09 June 2016

Max Schrems' privacy campaign developments: latest update

Where does Max Schrems’ privacy campaign lead if Standard Contractual Clauses come under scrutiny and what happens to Privacy Shield now?

Privacy rights activist and Austrian student, Max Schrems, secured a game-changing declaration from the Court of Justice of the EU (CJEU) in October 2015, but he and his campaign group are clearly not satisfied with that. The declaration confirmed that the ‘safe harbour’ scheme could no longer be regarded as adequately protecting the data protection rights of individuals, indeed some might suggest it never really had been.

The safe harbour scheme provided the basis on which US organisations could self-certify their ability to protect the privacy of individuals about whom they held personal data. Compliance with this scheme allowed EU-based organisations to transfer information to those self-certified US service providers without being in breach of data protection legislation. One of the key principles of data protection legislation is a restriction on transferring personal information outside the EU unless the country to which it is being transferred is able to offer “an adequate level of protection for the rights and freedoms of data subjects in relation to the processing of personal data”.

So, after October 2015, if self-certification under safe harbour no longer provides that adequate level of protection, what can businesses rely on if data is going to pass from UK or EU-based businesses to US organisations or be hosted on US servers? The alternatives are generally based on a combination of:

  • consent from data subjects (not easy to get right);

  • use of something called ‘Binding Corporate Rules’ if the data transfer is between companies within the same group (only really available to multi-national organisations); or

  • entering into contracts which incorporate the EU-approved standard contractual clauses on data protection.

In the latest development, it was revealed on 25 May 2016 that these model or standard contractual clauses are now the subject of further action by the campaign group led by Schrems, Europe-v-facebook.org. Their campaign evolved from the Edward Snowden revelations about the extent of mass surveillance by US intelligence agencies. The basis on which US surveillance can override individual rights to privacy and the lack of an individual’s right to redress in such situations is the issue here. Whilst the US intelligence agencies continue to be able to access any personal information held by organisations in the US, Schrems argues, any of the current methods of adequately protecting individuals’ rights are fundamentally undermined.

The Irish Data Protection Commissioner confirmed on 25 May 2016 that it would be seeking:

“declaratory relief in the Irish High Court and a referral to the CJEU to determine the legal status of data transfers under Standard Contractual Clauses”.

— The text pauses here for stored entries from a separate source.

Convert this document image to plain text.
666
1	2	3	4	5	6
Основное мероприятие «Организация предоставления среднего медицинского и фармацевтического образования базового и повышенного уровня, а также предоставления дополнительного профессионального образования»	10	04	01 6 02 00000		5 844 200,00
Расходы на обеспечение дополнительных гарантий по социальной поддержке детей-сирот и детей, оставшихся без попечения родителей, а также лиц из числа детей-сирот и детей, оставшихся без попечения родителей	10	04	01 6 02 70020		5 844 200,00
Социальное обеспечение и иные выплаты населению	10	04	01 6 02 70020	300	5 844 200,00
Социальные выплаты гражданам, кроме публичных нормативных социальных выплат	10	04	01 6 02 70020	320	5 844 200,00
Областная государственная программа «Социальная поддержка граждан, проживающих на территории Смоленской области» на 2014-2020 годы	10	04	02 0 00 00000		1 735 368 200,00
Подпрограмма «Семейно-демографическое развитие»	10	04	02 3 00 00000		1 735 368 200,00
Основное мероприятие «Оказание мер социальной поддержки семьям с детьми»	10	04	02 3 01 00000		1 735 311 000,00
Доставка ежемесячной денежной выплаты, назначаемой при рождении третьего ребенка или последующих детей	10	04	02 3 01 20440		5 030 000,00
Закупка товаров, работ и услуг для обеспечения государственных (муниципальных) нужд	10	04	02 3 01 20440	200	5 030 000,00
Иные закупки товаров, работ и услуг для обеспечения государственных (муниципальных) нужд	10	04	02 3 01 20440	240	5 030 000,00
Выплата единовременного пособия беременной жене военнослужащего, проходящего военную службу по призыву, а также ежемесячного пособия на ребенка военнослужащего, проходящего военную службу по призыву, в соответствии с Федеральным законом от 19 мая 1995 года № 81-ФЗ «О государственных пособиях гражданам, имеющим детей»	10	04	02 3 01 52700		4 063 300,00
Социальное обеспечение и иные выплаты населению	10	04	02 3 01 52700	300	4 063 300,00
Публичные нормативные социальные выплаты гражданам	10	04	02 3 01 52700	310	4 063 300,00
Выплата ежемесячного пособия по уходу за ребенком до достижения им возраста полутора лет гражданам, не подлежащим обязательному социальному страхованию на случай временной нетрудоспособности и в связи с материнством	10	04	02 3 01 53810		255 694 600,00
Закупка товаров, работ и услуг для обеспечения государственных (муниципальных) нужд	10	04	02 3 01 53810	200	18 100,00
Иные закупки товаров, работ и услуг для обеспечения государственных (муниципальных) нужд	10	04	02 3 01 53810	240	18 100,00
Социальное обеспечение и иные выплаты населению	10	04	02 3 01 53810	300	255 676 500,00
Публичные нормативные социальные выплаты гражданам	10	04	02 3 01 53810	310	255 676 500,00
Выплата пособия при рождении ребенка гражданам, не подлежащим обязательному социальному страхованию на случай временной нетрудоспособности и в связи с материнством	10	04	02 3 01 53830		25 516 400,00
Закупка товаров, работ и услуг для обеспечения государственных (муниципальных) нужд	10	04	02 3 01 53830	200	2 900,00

This next step isn’t necessarily surprising, particularly given the German Data Protection Authorities (DPAs) response to the safe harbour declaration. Within 10 days of that CJEU declaration in October 2015, the German DPAs refused to approve any further applications to use Binding Corporate Rules or data exporting agreements using the standard contractual clauses. One of those German DPAs confirmed on 6 June 2016 that it has already fined 3 businesses for continuing to rely on safe harbour after the October 2015 declaration, albeit that those fines were relatively modest in light of the businesses moving to alternative mechanisms. Any business which chose to rely on standard contractual clauses once the safe harbour approach became invalid in October 2015 have been in a continuing state of uncertainty about whether their data-transfers to the US are in breach of data protection legislation.

Unfortunately this development also brings back into question the already wobbly proposal for ‘Privacy Shield’, the hastily-assembled replacement for safe harbour, which is currently in limbo awaiting an adequacy confirmation. The European Data Protection Supervisor published on 30 May 2016 his opinion on Privacy Shield which raised concerns consistent with those published by the Article 29 Working Party in April 2016. The likelihood of the Article 31 Committee being in a position to confirm adoption of Privacy Shield by the end of June 2016 as planned is seeming more remote with each new development, particularly if challenge by the Schrems group is what lies in wait.